Barotropic and Baroclinic Annular Variability in the Southern Hemisphere

Abstract

Abstract The leading patterns of large-scale climate variability in the Southern Hemisphere are examined in the context of extratropical kinetic energy. It is argued that variability in the Southern Hemisphere extratropical flow can be viewed in the context of two distinct and largely independent structures, both of which exhibit a high degree of annularity: 1) a barotropic structure that dominates the variance in the zonal-mean kinetic energy and 2) a baroclinic structure that dominates the variance in the eddy kinetic energy.

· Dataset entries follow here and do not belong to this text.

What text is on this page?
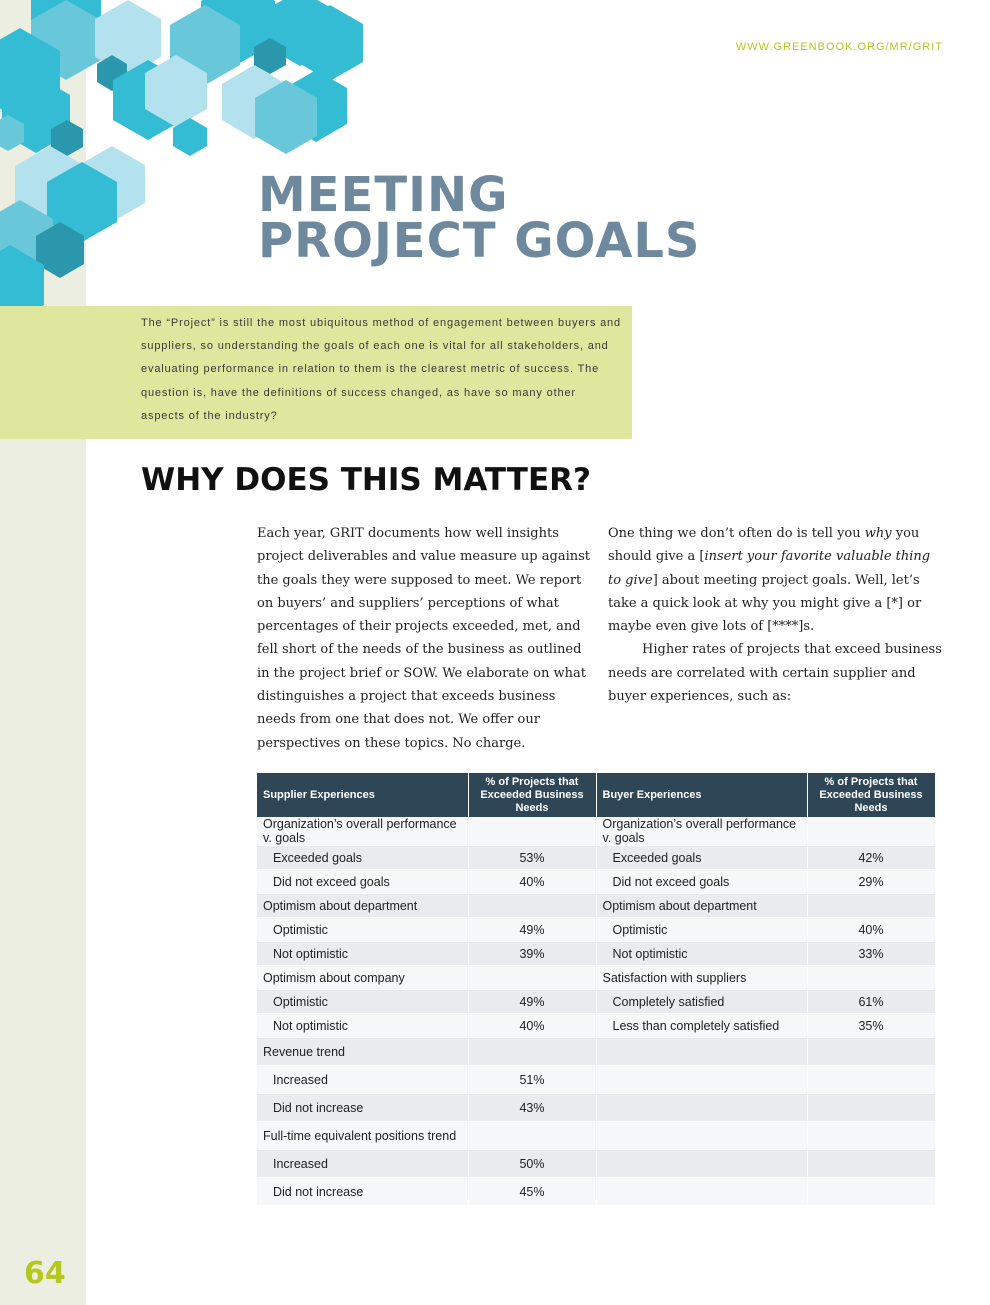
WWW.GREENBOOK.ORG/MR/GRIT
MEETING
PROJECT GOALS
The “Project” is still the most ubiquitous method of engagement between buyers and suppliers, so understanding the goals of each one is vital for all stakeholders, and evaluating performance in relation to them is the clearest metric of success. The question is, have the definitions of success changed, as have so many other aspects of the industry?
WHY DOES THIS MATTER?

Each year, GRIT documents how well insights project deliverables and value measure up against the goals they were supposed to meet. We report on buyers’ and suppliers’ perceptions of what percentages of their projects exceeded, met, and fell short of the needs of the business as outlined in the project brief or SOW. We elaborate on what distinguishes a project that exceeds business needs from one that does not. We offer our perspectives on these topics. No charge.

One thing we don’t often do is tell you why you should give a [insert your favorite valuable thing to give] about meeting project goals. Well, let’s take a quick look at why you might give a [*] or maybe even give lots of [****]s.

Higher rates of projects that exceed business needs are correlated with certain supplier and buyer experiences, such as:

Supplier Experiences	% of Projects that Exceeded Business Needs	Buyer Experiences	% of Projects that Exceeded Business Needs
Organization’s overall performance v. goals		Organization’s overall performance v. goals	
Exceeded goals	53%	Exceeded goals	42%
Did not exceed goals	40%	Did not exceed goals	29%
Optimism about department		Optimism about department	
Optimistic	49%	Optimistic	40%
Not optimistic	39%	Not optimistic	33%
Optimism about company		Satisfaction with suppliers	
Optimistic	49%	Completely satisfied	61%
Not optimistic	40%	Less than completely satisfied	35%
Revenue trend			
Increased	51%		
Did not increase	43%		
Full-time equivalent positions trend			
Increased	50%		
Did not increase	45%		
64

The former structure corresponds to the southern annular mode (SAM) and has been extensively examined in the literature. The latter structure emerges as the leading principal component time series of eddy kinetic energy and has received seemingly little attention in previous work. The two structures play very different roles in cycling energy through the extratropical troposphere. The SAM is associated primarily with variability in the meridional propagation of wave activity, has a surprisingly weak signature in the eddy fluxes of heat, and can be modeled as Gaussian red noise with an e-folding time scale of approximately 10 days. The baroclinic annular structure is associated primarily with variations in the amplitude of vertically propagating waves, has a very weak signature in the wave fluxes of momentum, and exhibits marked quasi periodicity on time scales of approximately 25–30 days. Implications for large-scale climate variability are discussed.